Projection operator image and kernell

Question

Proof that:
Linear operator ($P:X\to X$) is projective ($P^2=P$) IFF
$\exists$ direct sum decomposition of X ($X=V\oplus U$), such that $\forall u\in U:Pu=u$ and $\forall v\in V:Pv=0$.

My proof:

$(\Leftarrow)$

Let $x\in X$. As of direct sum definition there exist only one decomposition $x=v+u$.
Then $P(P(x))=P(P(u+v))=P(P(u)+P(v))=P(u)=P(u)+P(v)=P(u+v)=P(x)$

$(\Rightarrow)$

Let $V$ be the nullspace of $P$, and $U=X\backslash V\cup \{0\}$.
For non-trivial case $U\supset\{0\}:$
Suppose $\exists u \in U : P(u)=v \in V, v\neq 0$, but $P(P(u))=P(v)=0\neq P(u)$
This contradicts the projective property of $P$. Thus $range(P)\subseteq U$.
Suppose $u \in U$ and $P(u)=u'$, then $P(P(u))=P(u')$. By projective property $P(u')=u'=P(u)$. Thus $P(u)-P(u')=P(u-u')=0$. Because of $u-u'\notin V $ the only way to satisfy it is $u-u'=0$. So $P(u)=u$ and $range(P)=U$

Please check correctness of my proof or suggest another way. Thanks.

Answer 1

You don't need a basis for $(\Rightarrow)$ (the proof for $(\Leftarrow)$ is perfect). Suppose $X = U \oplus V$ satisfies the conditions. Let $x \in X$ and $V$ be the null space of $P$ and $U$ be the image of $P$.

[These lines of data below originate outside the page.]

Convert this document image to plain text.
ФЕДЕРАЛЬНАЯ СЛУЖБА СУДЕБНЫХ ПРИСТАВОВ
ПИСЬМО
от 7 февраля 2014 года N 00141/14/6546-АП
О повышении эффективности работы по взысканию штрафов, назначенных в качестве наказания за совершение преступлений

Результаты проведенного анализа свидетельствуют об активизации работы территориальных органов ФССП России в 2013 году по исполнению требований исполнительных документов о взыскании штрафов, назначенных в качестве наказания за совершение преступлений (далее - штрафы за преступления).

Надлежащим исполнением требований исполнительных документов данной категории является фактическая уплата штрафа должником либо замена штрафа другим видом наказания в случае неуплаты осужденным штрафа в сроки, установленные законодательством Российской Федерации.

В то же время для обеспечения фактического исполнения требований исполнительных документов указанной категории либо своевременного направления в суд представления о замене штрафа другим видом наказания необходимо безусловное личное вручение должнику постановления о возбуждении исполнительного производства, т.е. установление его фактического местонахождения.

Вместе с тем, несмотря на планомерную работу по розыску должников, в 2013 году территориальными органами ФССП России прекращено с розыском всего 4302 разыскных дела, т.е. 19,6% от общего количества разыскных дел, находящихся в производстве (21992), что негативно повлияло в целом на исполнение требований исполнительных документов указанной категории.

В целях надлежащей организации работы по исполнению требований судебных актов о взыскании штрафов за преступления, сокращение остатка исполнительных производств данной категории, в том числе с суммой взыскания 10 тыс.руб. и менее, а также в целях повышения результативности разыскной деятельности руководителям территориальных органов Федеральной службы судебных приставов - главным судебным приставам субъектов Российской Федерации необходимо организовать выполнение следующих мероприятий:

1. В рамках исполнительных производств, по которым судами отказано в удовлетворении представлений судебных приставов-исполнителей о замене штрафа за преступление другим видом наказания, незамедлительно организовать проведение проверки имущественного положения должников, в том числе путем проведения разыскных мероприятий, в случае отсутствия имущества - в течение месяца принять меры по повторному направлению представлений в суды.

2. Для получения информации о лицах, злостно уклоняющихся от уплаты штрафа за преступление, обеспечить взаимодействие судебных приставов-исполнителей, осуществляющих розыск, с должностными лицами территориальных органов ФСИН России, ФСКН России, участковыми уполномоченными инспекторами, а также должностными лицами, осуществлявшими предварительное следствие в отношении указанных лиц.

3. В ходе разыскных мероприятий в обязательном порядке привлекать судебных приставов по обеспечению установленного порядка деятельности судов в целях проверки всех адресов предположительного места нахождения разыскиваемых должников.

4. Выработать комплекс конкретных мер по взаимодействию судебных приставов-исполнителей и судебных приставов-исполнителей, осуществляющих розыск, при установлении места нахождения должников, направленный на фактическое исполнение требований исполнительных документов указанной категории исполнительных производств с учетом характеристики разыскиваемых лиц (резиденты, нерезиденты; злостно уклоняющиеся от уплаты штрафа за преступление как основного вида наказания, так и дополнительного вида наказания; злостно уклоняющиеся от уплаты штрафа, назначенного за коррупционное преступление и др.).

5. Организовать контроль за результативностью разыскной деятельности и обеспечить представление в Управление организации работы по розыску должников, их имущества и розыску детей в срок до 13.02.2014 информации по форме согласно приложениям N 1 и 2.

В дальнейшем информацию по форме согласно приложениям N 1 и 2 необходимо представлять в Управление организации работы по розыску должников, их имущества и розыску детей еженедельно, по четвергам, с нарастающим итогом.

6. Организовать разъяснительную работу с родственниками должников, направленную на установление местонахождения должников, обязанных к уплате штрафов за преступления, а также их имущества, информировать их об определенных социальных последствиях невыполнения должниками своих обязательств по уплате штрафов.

• By definition of the null space, if $v \in V, Pv = 0$.
• If $u \in U$, then $u = Px$ for some $x$, so $Pu = PPx = Px = u$.
• Let $x \in X$, then $P(x - Px) = Px - PPx = Px - Px = 0$, and so $x = Px + (x - Px)$ belongs to the sum $U + V$. Therefore $X = U + V$.
• Let $x \in U \cap V$. Then $x = Pz$ for some $z$, and $Px =0$. But $0 = Px = PPz = Pz = x$, therefore $U \cap V = 0$.

This finally proves that $X = U \oplus V$ with the required conditions.